In 2009 the anthological exhibition Nespolo, return home was set up at the Museum of the Biellese Territory, followed by other retrospectives: at the Canci Gallery in Lerici he set up a personal exhibition, at the National Museum of the Bargello in Florence (2010), at Palazzo Trinci in Foligno (Nespolo. Anthological Hypothesis, 2010), at the Museum of Contemporary Art Casa del Consul in Calice Ligure, at the Galleria dell’Accademia Albertina in Turin (2010), at the Campari Museum in Sesto San Giovanni, and in numerous other public and private galleries.

He also collaborated with the Brooksfield brand for a biennial stylistic intervention in the collections and in communication (2009-2010). In 2010 he became an honorary member of the Turin literary art movement. In March 2012 he received the honorary citizenship of the city of Santhià, in which he spent his childhood and adolescence and where he made his first pictorial experiments.

There are numerous collaborations for the creation of advertising campaigns: among many with Campari, Piaggio and Caffarel.

Nespolo is present for Expo 2015 in six railway stations between Turin Porta Susa and Rho Fiera Milan. A station redevelopment model where the artist proposes posters, customized totems and window stickers of the Italian province. Also in 2015 in October Nespolo was present at the Tate Modern in London at the debate following the screening of his film “Buongiorno Michelangelo” within the program “Arte Povera was Pop: Artists’ and experimental cinema in Italy 1960s-70s“; in May 2016 at the Guggenheim in Venice for “If Arte Povera Was Pop” and subsequently at the Center Pompidou in Paris at the round table “Arte Povera Hier et Aujourd’hui (9 and 10 June 2016).

In 2016 he joined Luca Desiata’s “Corporate ArtManifesto together with Alexander Ponomarev, Fernando De Filippi and other artists.

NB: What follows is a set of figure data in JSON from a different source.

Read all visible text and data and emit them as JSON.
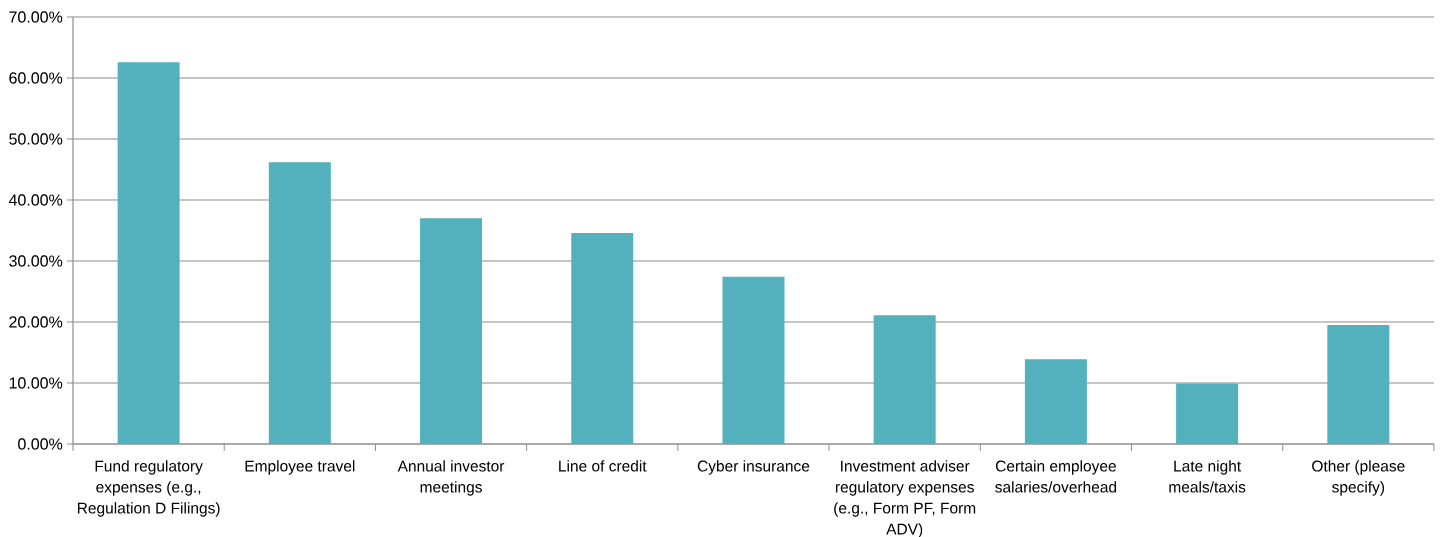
{
  "chart_data": {
    "type": "bar",
    "categories": [
      "Fund regulatory expenses (e.g., Regulation D Filings)",
      "Employee travel",
      "Annual investor meetings",
      "Line of credit",
      "Cyber insurance",
      "Investment adviser regulatory expenses (e.g., Form PF, Form ADV)",
      "Certain employee salaries/overhead",
      "Late night meals/taxis",
      "Other (please specify)"
    ],
    "values": [
      62.6,
      46.2,
      37.0,
      34.6,
      27.4,
      21.1,
      13.9,
      9.9,
      19.5
    ],
    "color": "#52b1bd",
    "ylim": [
      0,
      70
    ],
    "yticks": [
      {
        "value": 0,
        "label": "0.00%"
      },
      {
        "value": 10,
        "label": "10.00%"
      },
      {
        "value": 20,
        "label": "20.00%"
      },
      {
        "value": 30,
        "label": "30.00%"
      },
      {
        "value": 40,
        "label": "40.00%"
      },
      {
        "value": 50,
        "label": "50.00%"
      },
      {
        "value": 60,
        "label": "60.00%"
      },
      {
        "value": 70,
        "label": "70.00%"
      }
    ],
    "grid": "y"
  }
}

With the exhibition dedicated to Ugo Nespolo, entitled The triumph of books, (from 19 April to 25 May 2018) the National Central Library of Florence pays tribute to an artist present in its collections. The exhibition brings together works created in more than forty years of activity that find their right setting in the Institute which, more than any other, testifies to the infinite aspects of the culture of our country.

Ugo Nespolo still lives and works in Turin today.